MGM Macau earned operating income of $61 million in the third quarter of 2010 which included depreciation expense of $22 million, compared to operating income of $50 million in the 2009 third quarter which included depreciation expense of $23 million.

Results for CityCenter for the third quarter of 2010 include the following (see schedules accompanying this release for further detail on CityCenter Holdings, LLC's third quarter and year-to-date 2010 results):

  • CityCenter's net revenue was $413 million in the third quarter, including $166 million related to residential operations, of which $28 million related to forfeited residential deposits;
  • Aria's net revenue was $219 million and Adjusted Property EBITDA was $41 million.  Aria's results were positively affected by a high table games hold percentage, which increased Adjusted Property EBITDA by approximately $26 million;
  • Aria's occupancy percentage was 82% and its average daily rate was $175, resulting in REVPAR of $142; and
  • CityCenter recorded a $93 million impairment charge related to its residential inventory due to an increase in estimated final costs of the residential components and also recorded a $279 million impairment charge related to its Harmon Hotel & Spa component due to CityCenter's conclusion that it is unlikely the Harmon will be completed using the building as it now stands.  The Harmon impairment did not affect the Company's loss from unconsolidated affiliates because the Company's 50% share of the impairment charge had been previously recognized by the Company in connection with prior impairments of its investment balance.
 

Financial Position

At September 30, 2010, the Company had approximately $12.9 billion of indebtedness (with a carrying value of $12.6 billion), including $3.4 billion of borrowings outstanding under its senior credit facility, with available borrowing capacity under the senior credit facility of approximately $1.3 billion.

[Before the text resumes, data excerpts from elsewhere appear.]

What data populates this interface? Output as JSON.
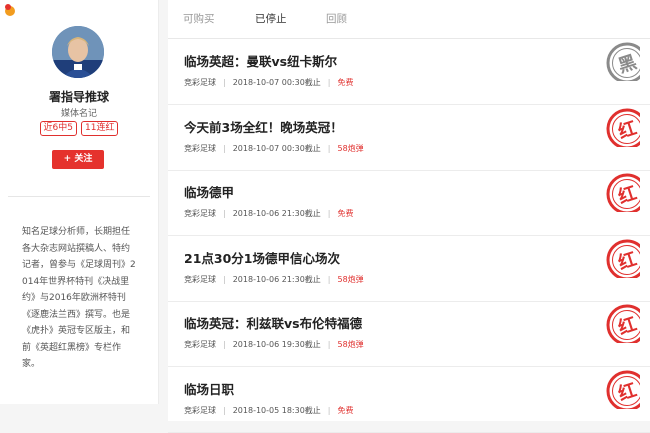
{
  "profile": {
    "name": "署指导推球",
    "title": "媒体名记",
    "badges": [
      "近6中5",
      "11连红"
    ],
    "follow_label": "+ 关注",
    "bio": "知名足球分析师，长期担任各大杂志网站撰稿人、特约记者，曾参与《足球周刊》2014年世界杯特刊《决战里约》与2016年欧洲杯特刊《逐鹿法兰西》撰写。也是《虎扑》英冠专区版主，和前《英超红黑榜》专栏作家。"
  },
  "tabs": [
    {
      "label": "可购买",
      "active": false
    },
    {
      "label": "已停止",
      "active": true
    },
    {
      "label": "回顾",
      "active": false
    }
  ],
  "items": [
    {
      "title": "临场英超：曼联vs纽卡斯尔",
      "category": "竞彩足球",
      "deadline": "2018-10-07 00:30截止",
      "price": "免费",
      "stamp": "黑",
      "stamp_color": "#8a8a8a"
    },
    {
      "title": "今天前3场全红！晚场英冠！",
      "category": "竞彩足球",
      "deadline": "2018-10-07 00:30截止",
      "price": "58炮弹",
      "stamp": "红",
      "stamp_color": "#e0302e"
    },
    {
      "title": "临场德甲",
      "category": "竞彩足球",
      "deadline": "2018-10-06 21:30截止",
      "price": "免费",
      "stamp": "红",
      "stamp_color": "#e0302e"
    },
    {
      "title": "21点30分1场德甲信心场次",
      "category": "竞彩足球",
      "deadline": "2018-10-06 21:30截止",
      "price": "58炮弹",
      "stamp": "红",
      "stamp_color": "#e0302e"
    },
    {
      "title": "临场英冠：利兹联vs布伦特福德",
      "category": "竞彩足球",
      "deadline": "2018-10-06 19:30截止",
      "price": "58炮弹",
      "stamp": "红",
      "stamp_color": "#e0302e"
    },
    {
      "title": "临场日职",
      "category": "竞彩足球",
      "deadline": "2018-10-05 18:30截止",
      "price": "免费",
      "stamp": "红",
      "stamp_color": "#e0302e"
    }
  ]
}
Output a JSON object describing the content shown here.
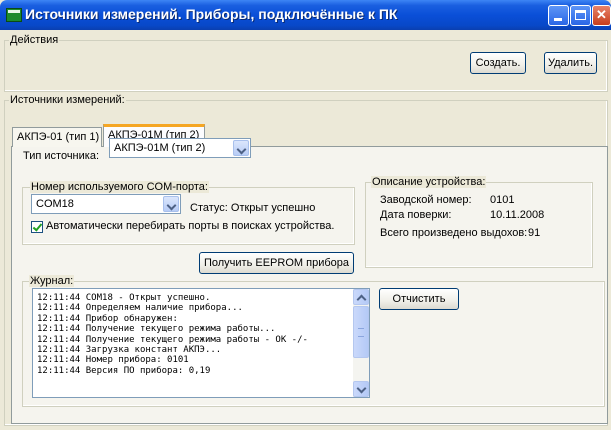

In October 2010 the Company issued 40.9 million shares of its common stock for total net proceeds to the Company of approximately $512 million.  In connection with the Company's issuance, Tracinda sold approximately 27.8 million shares of the Company's common stock.  The Company will not receive any proceeds from the sale of such common stock by Tracinda. The underwriter has the ability to purchase an additional 6.1 million shares from the Company and 4.2 million shares from Tracinda up to 30 days after the original offering to cover overallotments.

Also in October 2010, the Company issued $500 million of 10% senior notes due 2016, issued at a discount to yield 10.25%, for net proceeds to the Company of $486 million.  The notes are unsecured and otherwise rank equally in right of payment with the Company's existing and future senior indebtedness.  

The Company used the net proceeds from the issuance of the senior notes and a portion of the net proceeds from the common stock offering to effectuate the extension of its senior credit facility. Revolving commitments and term loans were reduced by $1.2 billion, leaving $3.6 billion of total commitments that will mature in February 2014.

The Company's New Jersey trust account received a distribution of approximately $105 million from Borgata during the third quarter.  The balance in the trust account was approximately $114 million at September 30, 2010.  All amounts in the trust account, including the proceeds from the sale of the Company's Borgata interest and the underlying land parcels, will be distributed to the Company upon consummation of the sale of the Company's Borgata interest.

"Our recent capital raising transactions extend our maturity profile and significantly enhance our liquidity," said Dan D'Arrigo, MGM Resorts International Executive Vice President and CFO. "Subsequent to quarter end, we have reduced our debt from $12.9 billion to $12.3 billion.  We have current availability under our senior credit facility to cover debt maturities into 2013."